Correctly handling and checking certificates is another major issue. In the AFNetworking library, for example, the incorrect handling of SSL certificates in the more than 25,000 applications allowed an attacker to eavesdrop on the user's communications, as long as they had any valid certificate.
4. Lacking security processes
Another common problem for developers is the lack of a secure development lifecycle, which builds security testing and code review into development. Security focused development is extremely important for mobile devices, because of the delays baked into the development cycle for mobile applications—where code not only has to be written and compiled but also submitted to a third party for vetting.
Patch management and deployment is also extremely important and often overlooked, particularly when third-party frameworks and libraries make the process more complex.

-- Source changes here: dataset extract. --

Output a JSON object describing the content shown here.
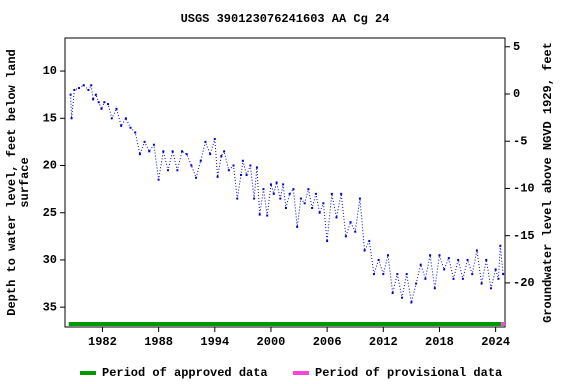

Many of the largest developers quickly update their software with new versions of third-party libraries, but of the more than 25,000 applications using a vulnerable version of the AFNetworking library, the majority still aren't updated.
"A lot of people still haven't patched, even now," SourceDNA's Lawson said. "When you look at the scan results you can see that they are still using the old library."
Most of the security problems plaguing mobile apps boil down to developers' lack of knowledge about the security impact of certain development decisions. The cure for the disease is to instill a culture of security into the programmers writing the code. Developers that fail to encrypt, blindly trust third-party libraries, lack an attacker mentality and do not build security into there development process will be the most likely to find their software under attack.